Originally posted to The Middle East Monitor website, 8 November 2021
The Saudi Court of Appeal today postponed until next month, the hearing into the case in which defendants have been charges with “supporting the resistance and the Palestinian people”.
The head of the Jordanian Committee for the Defence of Jordanian Detainees in Saudi Arabia, Khader Al-Mashaikh, said in statements to Quds Press yesterday, that the trial will be carried out over three weeks and include over 60 detainees.
Three months ago, the competent criminal court in Riyadh issued sentences ranging from acquittal to 22 years in prison, against dozens of Palestinians and Jordanians, on charges related to supporting the resistance and the Palestinian people.
In February 2019, Saudi Arabia arrested more than 60 Jordanians and Palestinians who reside in the kingdom, including the former Hamas representative, Muhammad Al-Khodari, on charges of “providing financial support to the Palestinian resistance.”
In August, the Saudi Criminal Court sentenced Al-Khodari to 15 years in prison on charges of supporting the resistance.
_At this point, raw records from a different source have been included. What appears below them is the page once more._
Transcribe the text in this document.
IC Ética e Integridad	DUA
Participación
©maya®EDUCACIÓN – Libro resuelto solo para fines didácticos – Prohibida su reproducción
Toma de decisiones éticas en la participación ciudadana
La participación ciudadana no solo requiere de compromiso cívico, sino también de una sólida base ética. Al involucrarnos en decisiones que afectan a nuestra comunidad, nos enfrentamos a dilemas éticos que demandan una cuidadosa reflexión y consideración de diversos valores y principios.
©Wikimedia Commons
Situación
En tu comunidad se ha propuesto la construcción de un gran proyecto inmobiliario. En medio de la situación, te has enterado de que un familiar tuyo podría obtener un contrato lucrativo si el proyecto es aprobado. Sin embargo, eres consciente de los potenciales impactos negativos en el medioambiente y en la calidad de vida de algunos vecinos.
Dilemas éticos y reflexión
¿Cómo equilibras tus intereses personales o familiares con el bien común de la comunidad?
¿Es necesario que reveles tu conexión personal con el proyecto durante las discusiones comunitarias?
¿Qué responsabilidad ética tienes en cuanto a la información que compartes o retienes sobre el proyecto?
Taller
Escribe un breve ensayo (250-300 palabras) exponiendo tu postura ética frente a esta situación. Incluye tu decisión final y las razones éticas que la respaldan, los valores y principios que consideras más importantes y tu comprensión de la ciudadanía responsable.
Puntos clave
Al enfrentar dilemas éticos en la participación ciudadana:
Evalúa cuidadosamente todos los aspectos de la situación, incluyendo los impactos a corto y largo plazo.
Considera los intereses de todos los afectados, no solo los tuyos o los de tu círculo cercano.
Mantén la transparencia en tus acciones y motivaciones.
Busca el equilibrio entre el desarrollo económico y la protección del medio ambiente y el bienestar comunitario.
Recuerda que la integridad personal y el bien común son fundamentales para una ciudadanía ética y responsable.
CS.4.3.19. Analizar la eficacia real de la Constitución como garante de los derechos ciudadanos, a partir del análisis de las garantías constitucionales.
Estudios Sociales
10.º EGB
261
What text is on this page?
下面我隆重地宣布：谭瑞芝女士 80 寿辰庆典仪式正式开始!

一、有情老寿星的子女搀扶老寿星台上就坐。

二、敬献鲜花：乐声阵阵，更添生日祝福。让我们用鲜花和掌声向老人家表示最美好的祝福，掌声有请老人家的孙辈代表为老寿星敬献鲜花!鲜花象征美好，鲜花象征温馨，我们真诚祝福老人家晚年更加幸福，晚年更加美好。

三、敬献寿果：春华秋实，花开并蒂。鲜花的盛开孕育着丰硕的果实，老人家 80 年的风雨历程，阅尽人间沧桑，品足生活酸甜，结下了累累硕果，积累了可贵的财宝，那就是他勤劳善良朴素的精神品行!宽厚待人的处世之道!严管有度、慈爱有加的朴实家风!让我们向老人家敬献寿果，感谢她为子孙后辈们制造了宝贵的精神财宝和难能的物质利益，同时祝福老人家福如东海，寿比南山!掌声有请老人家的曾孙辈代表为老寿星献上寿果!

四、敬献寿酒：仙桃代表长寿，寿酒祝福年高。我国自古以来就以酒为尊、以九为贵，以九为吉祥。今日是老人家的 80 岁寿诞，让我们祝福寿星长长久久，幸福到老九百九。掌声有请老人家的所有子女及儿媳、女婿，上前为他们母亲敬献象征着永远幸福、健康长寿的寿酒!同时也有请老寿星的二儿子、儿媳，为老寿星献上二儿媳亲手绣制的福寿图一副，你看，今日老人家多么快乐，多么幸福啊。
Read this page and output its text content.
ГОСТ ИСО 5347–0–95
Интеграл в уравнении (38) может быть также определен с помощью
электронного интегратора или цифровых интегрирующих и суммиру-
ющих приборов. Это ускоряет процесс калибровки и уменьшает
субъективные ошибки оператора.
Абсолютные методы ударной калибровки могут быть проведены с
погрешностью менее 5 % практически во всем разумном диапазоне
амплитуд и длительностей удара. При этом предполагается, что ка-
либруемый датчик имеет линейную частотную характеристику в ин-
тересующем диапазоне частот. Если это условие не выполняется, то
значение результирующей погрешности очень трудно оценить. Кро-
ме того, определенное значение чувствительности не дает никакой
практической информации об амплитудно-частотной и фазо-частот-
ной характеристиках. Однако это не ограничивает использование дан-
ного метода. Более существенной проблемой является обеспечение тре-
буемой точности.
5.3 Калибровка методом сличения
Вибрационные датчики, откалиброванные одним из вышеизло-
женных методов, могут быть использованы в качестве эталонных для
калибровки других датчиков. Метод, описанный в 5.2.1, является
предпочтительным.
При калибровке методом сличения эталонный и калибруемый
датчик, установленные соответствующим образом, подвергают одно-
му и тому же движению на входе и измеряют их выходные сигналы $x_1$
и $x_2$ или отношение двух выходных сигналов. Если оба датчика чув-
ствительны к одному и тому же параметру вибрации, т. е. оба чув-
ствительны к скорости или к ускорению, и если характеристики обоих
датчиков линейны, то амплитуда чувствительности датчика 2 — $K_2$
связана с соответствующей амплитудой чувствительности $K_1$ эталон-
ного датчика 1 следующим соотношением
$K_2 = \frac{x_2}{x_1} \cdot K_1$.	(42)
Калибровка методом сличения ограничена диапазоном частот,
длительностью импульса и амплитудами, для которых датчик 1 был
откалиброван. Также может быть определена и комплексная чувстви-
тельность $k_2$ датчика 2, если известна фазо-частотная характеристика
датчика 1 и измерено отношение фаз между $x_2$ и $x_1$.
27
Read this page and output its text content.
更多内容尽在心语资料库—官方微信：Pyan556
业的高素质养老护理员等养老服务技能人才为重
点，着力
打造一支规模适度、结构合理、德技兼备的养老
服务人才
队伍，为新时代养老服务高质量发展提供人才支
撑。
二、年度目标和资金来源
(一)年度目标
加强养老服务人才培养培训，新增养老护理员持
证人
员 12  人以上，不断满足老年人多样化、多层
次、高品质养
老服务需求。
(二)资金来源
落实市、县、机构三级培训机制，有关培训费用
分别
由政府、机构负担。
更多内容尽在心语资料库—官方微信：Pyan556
On 24 October, Hamas revealed that the head of its political bureau, Ismail Haniyeh, had extensive contacts with several countries in the region to intervene in order to release the movement’s detainees in Saudi Arabia, including Al-Khodari.
Al-Khodari, 82, and his Hani have been detained in Saudi since early 2019. He suffers from prostate cancer and needs medical care which has not been provided to him in prison.
In April, security forces raided his house and interrogated his 70-year-old wife, Wejdan, forcing her to sign an undertaking that prevents her from talking about her husband’s condition to the media and confiscating her phone.